IN VENETO MENO DISOCCUPAZIONE PIU’ PRECARIATO

Meno disoccupati e più opportunità di lavoro: il Veneto è una delle regioni leader in Italia  per dinamicità del mercato del lavoro, con i più alti livelli di  occupazione.

Ma a crescere sono soprattutto i contratti di lavoro temporaneo: negli ultimi dieci anni la percentuale dei giovani precari in Veneto è raddoppiata, passando dal 18% nel 2007 al 34 per cento del 2017. Più di un terzo degli under 34 in Veneto non ha un lavoro stabile. E, spesso, il precariato porta con sé retribuzioni più basse o, comunque, redditi medi che scontano i periodi di inattività.

A mettere a fuoco le dinamiche economiche e sociali di un mercato del lavoro sempre più divaricato tra ‘garantiti’ e non, tra anziani e giovani, è l’ultimo bollettino mensile “Statistiche flash” dell’Ufficio statistica della Regione Veneto, che da lunedì 12 novembre sarà online nel sito www.regione.veneto.it.

I giovani veneti – spiega il report statistico – si trovano in una condizione di vantaggio rispetto ai coetanei delle altre regioni: i Neet (cioè i giovani che non studiano e non lavorano) sono 15 su 100 (nel resto d’Italia sono 24 su 100), in flessione del 2,7 per cento rispetto all’anno precedente; e il tasso di disoccupazione giovanile è del 20,9 per cento, 14 punti in meno della media nazionale.
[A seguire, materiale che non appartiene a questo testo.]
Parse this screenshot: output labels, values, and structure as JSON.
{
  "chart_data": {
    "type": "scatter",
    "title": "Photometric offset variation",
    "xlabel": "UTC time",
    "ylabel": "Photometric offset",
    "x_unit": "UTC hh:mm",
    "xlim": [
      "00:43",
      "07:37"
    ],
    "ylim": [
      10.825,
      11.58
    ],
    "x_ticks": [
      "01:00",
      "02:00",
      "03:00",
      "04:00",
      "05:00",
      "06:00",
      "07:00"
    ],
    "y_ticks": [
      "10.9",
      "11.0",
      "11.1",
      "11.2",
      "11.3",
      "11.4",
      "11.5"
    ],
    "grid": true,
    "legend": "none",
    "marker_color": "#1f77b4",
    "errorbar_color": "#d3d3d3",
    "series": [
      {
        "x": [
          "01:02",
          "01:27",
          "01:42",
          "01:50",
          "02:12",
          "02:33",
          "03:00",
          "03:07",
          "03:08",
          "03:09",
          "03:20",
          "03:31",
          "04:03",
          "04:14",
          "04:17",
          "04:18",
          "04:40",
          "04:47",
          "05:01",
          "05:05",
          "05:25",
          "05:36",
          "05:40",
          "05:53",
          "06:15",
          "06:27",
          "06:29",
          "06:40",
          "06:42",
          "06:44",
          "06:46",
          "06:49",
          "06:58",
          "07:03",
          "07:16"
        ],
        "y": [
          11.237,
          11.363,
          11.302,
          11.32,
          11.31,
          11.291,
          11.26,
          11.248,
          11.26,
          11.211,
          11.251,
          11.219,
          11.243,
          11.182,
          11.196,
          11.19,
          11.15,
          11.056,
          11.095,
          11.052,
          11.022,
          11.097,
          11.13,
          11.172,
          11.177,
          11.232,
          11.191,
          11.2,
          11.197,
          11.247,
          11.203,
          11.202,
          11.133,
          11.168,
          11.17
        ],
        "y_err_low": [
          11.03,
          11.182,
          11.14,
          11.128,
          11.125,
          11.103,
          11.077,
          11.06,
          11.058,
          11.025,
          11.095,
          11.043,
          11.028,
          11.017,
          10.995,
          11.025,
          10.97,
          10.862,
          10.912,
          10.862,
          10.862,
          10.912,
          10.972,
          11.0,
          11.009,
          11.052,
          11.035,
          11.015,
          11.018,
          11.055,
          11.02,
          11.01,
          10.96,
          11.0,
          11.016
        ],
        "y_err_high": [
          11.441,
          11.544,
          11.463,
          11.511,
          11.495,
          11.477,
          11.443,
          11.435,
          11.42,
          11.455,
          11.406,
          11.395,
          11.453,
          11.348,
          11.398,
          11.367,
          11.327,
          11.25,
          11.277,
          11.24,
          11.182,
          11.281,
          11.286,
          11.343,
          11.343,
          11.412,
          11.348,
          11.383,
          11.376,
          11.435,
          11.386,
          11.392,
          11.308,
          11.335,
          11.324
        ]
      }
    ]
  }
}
Il Veneto, insieme a Friuli Venezia Giulia, Trentino Alto Adige, Lombardia e Valle d’Aosta, è fra le regioni dove gli indici occupazionali sono più alti e il dinamiche del mercato del lavoro sono più vivaci.

Ma il mondo del lavoro si sta facendo sempre più precario: gli  occupati dipendenti complessivi nell’ultimo anno sono cresciuti del 3,2 per cento, quelli a tempo determinato del 15,3%.

Risultano in aumento – evidenzia Statistiche Flash – la percentuale di lavoratori con una bassa paga, che si riflette in minori opportunità e maggiore rischio di esclusione sociale per persone che comunque lavorano, e quella degli occupati con un titolo di studio superiore a quello richiesto per svolgere la professione in cui sono impiegati. Nel 2017 i dipendenti in Veneto che guadagnano una retribuzione oraria inferiore a 2/3 di quella mediana sono il 6,8% e il 23,6% risultano essere i sovraistruiti, oltre 6 punti percentuali in più dal 2007.

Anche in questo caso il Veneto fa meglio del resto d’Italia, dove la percentuale delle basse retribuzioni supera il 10 per cento e quella degli assunti con titoli di studio superiori alle mansioni richieste è del 24 per cento, ma precarietà e basse retribuzioni producono anche in Veneto un progressivo allargamento della forbice nei redditi e, quindi, delle disuguaglianze. E’ sempre il bollettino statistico regionale a misurare la crescita diseguale del reddito complessivo delle famiglie venete: nel 2016 il 20 per cento delle famiglie più ricche deteneva un reddito complessivo pari a 4,3 volte quello del 20 per cento delle famiglie più povere, un anno prima la distanza era di 3,8 volte.

Anche se in Veneto le condizioni economiche sono migliori e ci sono più opportunità di lavoro, il 18 per cento della popolazione è a rischio povertà o inclusione sociale. “In questi anni di crisi a pagare il prezzo più caro sono state le giovani generazioni: sono a rischio di povertà o di esclusione sociale il 21 per cento dei minori (circa 165mila, il 35% in più rispetto al 2009) e il 19% dei giovani 18-34enni. Ma la novità, rispetto al passato, è che si può avere un posto di lavoro ma non avere un reddito sufficiente per essere sopra la soglia della povertà. La disoccupazione si conferma una causa certa di impoverimento (il 46% dei disoccupati è a rischio di povertà e di esclusione sociale), ma nel 2016 a trovarsi sotto la soglia della povertà era l’11 per cento degli occupati. “Non basta avere un lavoro per essere al riparo della povertà – annota Statistiche Flash – Lavori sotto inquadrati, part time involontario, contratti di lavoro a termine, ingresso ritardato dei giovani nel mondo del lavoro e bassi salari, sono tutti elementi che incrementano il rischio di povertà ed esclusione sociale. Non si tratta quindi solo di creare posti di lavoro, ma anche di sviluppare qualità nell’occupazione”.